Before the beginning, in the eternal counsels of God, Jesus foresaw all human history and knew that He was the One who would redeem the chosen children of God. In the fullness of time, in the days of Herod, the Second Person of the Trinity took upon Himself flesh and blood – a body – so that He could offer up that body as the perfect sacrifice for Man’s sin.
The death of Jesus is the theme of the Old Testament beginning already in Genesis 3. The sacrifices of the Old Testament prefigure the sacrifice of Christ; the prophets foretell what the Messiah would accomplish. Paul writes that Abraham was saved because of his faith in God’s promise of a coming Savior.
In the New Testament, the angel announced that the Christ was to be given the name “Jesus” because He would save His people from their sins. Jesus often spoke of the suffering that He would have to endure. The success of His mission was the crucifixion. In light of all that the Word of God teaches, the most important reason for the humanity of Jesus was that it made it possible for Him to die for our sin.
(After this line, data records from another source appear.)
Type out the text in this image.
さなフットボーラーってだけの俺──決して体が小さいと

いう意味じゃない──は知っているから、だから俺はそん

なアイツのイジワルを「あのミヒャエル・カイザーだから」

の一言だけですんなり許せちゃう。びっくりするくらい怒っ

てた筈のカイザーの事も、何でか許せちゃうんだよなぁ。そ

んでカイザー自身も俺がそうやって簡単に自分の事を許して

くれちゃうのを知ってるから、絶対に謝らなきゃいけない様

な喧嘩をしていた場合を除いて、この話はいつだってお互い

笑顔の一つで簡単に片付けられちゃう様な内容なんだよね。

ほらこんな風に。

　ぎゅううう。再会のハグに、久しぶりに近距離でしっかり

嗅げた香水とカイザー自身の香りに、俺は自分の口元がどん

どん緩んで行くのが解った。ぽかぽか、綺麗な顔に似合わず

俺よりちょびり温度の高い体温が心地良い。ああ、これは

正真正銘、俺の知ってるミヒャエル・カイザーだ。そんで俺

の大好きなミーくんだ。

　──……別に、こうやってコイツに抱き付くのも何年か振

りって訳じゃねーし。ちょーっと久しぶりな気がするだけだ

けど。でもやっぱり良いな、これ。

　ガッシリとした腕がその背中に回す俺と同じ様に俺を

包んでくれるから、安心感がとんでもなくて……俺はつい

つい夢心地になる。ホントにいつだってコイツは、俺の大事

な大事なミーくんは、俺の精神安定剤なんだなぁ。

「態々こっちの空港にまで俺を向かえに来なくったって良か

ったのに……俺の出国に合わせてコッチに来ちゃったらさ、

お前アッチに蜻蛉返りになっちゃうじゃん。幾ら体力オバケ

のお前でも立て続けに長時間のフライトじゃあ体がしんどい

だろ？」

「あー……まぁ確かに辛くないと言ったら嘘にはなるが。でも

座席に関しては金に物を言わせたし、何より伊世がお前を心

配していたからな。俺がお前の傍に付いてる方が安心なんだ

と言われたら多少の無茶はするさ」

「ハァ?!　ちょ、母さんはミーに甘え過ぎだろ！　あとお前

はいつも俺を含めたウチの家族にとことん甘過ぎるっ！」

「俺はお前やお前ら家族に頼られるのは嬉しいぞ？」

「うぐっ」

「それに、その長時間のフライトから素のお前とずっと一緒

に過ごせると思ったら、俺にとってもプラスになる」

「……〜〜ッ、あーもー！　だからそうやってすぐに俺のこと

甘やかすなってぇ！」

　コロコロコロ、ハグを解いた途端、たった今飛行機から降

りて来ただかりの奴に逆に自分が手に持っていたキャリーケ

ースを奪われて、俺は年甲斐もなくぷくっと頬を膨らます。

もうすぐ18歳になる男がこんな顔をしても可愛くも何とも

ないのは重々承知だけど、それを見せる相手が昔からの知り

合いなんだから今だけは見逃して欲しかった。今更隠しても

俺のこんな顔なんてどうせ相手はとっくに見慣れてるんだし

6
It was not enough that Jesus died as a human. If that were all that was necessary, He could have been born in the manger and died before the wise men ever met Him. Jesus also had to live as a human; He had to suffer as a human; and He had to be obedient to His Father as a human.
A sinner cannot pay for the sins of another sinner. Sinners have enough trouble of their own. They cannot pay for their own sins let alone someone else’s sins. What we need as sinners is someone who is holy, blameless, and unstained to pay for our sin. We need a sinless human being.
Hebrews 4 points out that Jesus was tempted at all points as we are, and yet He was without sin. There were no supernatural advantages for Jesus. He felt pain. He became hungry and tired. There were no celestial angels rescuing Jesus from the power of evil men. Christ’s agony upon the cross was not lessened by some superhuman anesthetic. We cannot begin to imagine the anguish that caused Jesus to sweat drops of blood in the Garden of Gethsemane, nor the anguish He must have felt as He cried out, “My God, My God, why hast Thou forsaken Me?”
It is in His suffering that we are set free. In His weariness, His disappointments, in His being misunderstood, and in the pain of His life that we can know Jesus, the Christ, as truly human. In His humanity, He is able to understand us when we grow weary, when we are disappointed, and when we are misunderstood. Because He was tempted in every way that we are tempted, He is able to understand us when we are tempted.
As the perfect sinless human, Jesus is able to understand us. He experienced all that we will ever experience. And so much more. As the perfect sin offering upon the cross, Jesus experienced the wrath of God for our sin so that we should never have to experience that wrath. Jesus took upon Himself our sin as a truly righteous being. By doing that, He fulfilled the demands of God’s justice.
Rev. Wybren Oord is the pastor of the Covenant United Reformed Church in Kalamazoo, Michigan and editor of The Outlook.